Le téléphone automatique
Inventé en 1891, aux Etats-Unis, le téléphone automatique permet d’appeler directement un correspondant sans passer par une opératrice. L’usager décroche son téléphone et numérote à l’aide du cadran la série de chiffres identifiant son correspondant.
A Paris, le premier central automatique, le Carnot, est inauguré le 22 septembre 1928. En 1932, un autre, en béton armé recouvert de briques, est construit dans le 18e arrondissement. Situé au numéro 114 de la rue Marcadet, le central Ornano-Montmartre est automatisé dès sa création. Celui de Marcadet l’est en 1933. L’automatisation ne fait pas disparaître mais complexifie le travail des téléphonistes. Elles doivent désormais assurer le contrôle, la taxation des communications, les renseignements et les réclamations.
En mai 1968, une grève a lieu à Ornano-Montmartre au sein duquel travaillent 140 personnes dont une cinquantaine de femmes. La plupart d’entre elles répondent aux questions des abonnés prioritaires (médecins, hôpitaux, personnes âgées, etc.) et assurent le passage des communications avec d’autres centres téléphoniques de France et les communications internationales. Les revendications des grévistes portent sur l’amélioration des conditions de travail et la reconnaissance du droit syndical. Le chef principal quitte son logement de fonction situé au 5e étage du central et remet aux grévistes les clés de l’immeuble en leur confiant la responsabilité de l’ensemble des services et des équipements. Des lits de camp et des couvertures sont amenés par celles et ceux qui habitent loin de la rue Marcadet. La restauration est assurée par les employés de la cantine du 4e étage. Les grévistes assurent des tours de garde jour et nuit afin de protéger leur outil de travail de toute intrusion. Ils vont aux manifestations à pied car la grève générale affecte aussi le métro. Et, aux rares moments de temps libre, ils montent sur la butte Montmartre où les attendent les bars, la musique et les chansons.
Le 15 décembre 1979, l’ensemble du réseau téléphonique français est totalement automatisé. Les demoiselles du téléphone voient leur métier progressivement disparaître. La plupart d’entre elles sont reclassées dans d’autres services.

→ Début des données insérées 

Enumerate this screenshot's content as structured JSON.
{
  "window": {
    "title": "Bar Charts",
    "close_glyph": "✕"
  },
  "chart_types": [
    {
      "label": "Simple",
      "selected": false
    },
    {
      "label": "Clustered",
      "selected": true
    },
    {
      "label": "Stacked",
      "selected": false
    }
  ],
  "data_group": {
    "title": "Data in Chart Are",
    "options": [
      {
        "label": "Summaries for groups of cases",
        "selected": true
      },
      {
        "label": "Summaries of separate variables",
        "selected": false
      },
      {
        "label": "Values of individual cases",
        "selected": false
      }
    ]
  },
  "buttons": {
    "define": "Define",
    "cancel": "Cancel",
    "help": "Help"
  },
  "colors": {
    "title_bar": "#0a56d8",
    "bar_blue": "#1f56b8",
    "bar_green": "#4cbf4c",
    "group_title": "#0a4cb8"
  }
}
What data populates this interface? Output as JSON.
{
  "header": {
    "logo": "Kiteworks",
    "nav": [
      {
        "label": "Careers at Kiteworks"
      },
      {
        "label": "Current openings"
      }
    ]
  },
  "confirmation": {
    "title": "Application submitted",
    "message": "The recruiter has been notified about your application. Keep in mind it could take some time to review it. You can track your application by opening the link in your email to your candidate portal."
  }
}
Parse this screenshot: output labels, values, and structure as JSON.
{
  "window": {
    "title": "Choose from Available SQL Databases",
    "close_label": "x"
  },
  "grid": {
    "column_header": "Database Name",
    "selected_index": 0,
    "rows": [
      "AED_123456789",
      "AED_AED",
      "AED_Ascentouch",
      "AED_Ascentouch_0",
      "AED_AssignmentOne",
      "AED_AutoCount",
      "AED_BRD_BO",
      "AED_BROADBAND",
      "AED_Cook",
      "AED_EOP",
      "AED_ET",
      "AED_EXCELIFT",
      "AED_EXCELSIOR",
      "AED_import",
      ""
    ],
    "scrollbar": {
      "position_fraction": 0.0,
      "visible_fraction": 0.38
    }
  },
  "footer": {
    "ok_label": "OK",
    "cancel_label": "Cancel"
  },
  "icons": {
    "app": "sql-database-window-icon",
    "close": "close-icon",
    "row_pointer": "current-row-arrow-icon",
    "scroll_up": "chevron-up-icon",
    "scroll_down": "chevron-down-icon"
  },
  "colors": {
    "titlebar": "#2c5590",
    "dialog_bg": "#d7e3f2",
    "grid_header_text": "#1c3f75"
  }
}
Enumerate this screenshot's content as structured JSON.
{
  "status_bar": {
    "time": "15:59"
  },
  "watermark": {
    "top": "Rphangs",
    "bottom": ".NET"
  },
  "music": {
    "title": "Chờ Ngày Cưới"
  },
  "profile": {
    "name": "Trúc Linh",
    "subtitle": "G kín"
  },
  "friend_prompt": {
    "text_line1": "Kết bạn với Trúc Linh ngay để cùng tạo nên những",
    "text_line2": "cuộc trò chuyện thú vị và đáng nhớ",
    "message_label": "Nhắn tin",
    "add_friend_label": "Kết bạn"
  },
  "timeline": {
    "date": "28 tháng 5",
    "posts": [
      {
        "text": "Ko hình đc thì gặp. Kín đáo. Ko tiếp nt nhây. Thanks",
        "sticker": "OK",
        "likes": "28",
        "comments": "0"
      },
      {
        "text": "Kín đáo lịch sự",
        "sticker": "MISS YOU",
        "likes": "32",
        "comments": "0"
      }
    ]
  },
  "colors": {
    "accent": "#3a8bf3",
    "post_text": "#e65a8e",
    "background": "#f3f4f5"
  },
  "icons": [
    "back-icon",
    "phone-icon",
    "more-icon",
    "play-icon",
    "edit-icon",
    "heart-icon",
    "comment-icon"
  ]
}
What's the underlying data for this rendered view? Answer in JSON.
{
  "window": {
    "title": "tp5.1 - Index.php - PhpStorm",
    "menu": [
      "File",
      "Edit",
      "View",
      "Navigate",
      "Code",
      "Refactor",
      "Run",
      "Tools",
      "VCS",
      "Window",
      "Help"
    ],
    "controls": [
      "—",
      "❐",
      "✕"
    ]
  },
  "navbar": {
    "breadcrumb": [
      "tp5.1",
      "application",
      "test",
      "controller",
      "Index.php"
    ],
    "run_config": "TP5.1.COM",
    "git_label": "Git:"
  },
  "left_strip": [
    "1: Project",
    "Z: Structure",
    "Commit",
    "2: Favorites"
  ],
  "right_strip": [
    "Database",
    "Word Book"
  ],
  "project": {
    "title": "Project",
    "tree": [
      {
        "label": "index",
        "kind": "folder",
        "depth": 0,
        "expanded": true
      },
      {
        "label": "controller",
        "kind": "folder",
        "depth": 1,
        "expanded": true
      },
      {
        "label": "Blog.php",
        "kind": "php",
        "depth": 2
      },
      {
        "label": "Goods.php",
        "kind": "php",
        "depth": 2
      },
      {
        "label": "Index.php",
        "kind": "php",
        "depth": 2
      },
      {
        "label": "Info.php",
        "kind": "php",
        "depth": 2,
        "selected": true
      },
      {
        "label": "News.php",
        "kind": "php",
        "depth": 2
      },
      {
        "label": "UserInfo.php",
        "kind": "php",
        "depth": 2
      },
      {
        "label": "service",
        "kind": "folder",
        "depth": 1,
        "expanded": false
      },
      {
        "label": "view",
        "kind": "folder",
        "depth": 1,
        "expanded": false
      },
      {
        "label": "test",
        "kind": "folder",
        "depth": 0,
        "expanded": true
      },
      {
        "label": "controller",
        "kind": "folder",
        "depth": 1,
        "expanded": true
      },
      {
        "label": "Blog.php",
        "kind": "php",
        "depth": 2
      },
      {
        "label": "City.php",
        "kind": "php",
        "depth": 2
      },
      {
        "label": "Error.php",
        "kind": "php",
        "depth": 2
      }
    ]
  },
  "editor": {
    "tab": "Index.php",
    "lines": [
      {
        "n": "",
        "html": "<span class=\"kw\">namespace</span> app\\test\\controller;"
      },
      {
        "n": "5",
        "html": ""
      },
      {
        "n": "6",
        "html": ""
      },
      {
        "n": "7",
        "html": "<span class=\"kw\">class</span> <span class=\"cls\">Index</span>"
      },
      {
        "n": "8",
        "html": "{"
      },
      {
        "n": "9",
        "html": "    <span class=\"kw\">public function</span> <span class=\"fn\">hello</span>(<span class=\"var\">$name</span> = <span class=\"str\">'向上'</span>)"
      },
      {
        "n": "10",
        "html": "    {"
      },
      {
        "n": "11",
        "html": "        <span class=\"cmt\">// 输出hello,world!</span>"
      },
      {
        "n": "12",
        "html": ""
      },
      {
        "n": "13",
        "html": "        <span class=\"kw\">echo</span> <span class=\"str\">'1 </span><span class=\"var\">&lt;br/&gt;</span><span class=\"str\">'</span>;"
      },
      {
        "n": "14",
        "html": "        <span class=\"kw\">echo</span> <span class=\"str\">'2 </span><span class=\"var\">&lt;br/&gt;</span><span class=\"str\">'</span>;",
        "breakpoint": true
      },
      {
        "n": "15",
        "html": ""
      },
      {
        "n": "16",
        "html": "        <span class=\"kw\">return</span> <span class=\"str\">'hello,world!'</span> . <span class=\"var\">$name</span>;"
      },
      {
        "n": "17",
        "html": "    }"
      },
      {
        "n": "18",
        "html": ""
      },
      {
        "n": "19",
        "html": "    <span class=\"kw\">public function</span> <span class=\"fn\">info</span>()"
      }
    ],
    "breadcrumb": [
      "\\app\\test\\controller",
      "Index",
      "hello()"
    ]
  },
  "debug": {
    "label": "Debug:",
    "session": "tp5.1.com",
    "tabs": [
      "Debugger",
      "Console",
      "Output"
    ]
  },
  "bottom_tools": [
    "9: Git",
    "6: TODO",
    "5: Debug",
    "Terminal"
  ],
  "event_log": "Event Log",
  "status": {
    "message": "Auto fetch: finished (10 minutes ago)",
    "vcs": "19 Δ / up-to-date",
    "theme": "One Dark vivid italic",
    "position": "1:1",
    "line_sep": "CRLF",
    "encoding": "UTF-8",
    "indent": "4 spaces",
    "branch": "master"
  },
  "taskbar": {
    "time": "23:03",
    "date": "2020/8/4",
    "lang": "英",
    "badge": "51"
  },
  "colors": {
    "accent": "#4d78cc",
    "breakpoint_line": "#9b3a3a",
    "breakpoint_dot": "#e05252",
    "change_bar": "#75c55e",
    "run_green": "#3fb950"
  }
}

Enfin, le 11 juin 2002, à Washington, la controverse relative à la paternité du téléphone, invention qui continue de révolutionner nos vies, refait surface. La Chambre des représentants des États-Unis reconnaît officiellement l’Italo-Américain Antonio Meucci comme étant le véritable inventeur du téléphone. Mais ceci est une toute autre histoire.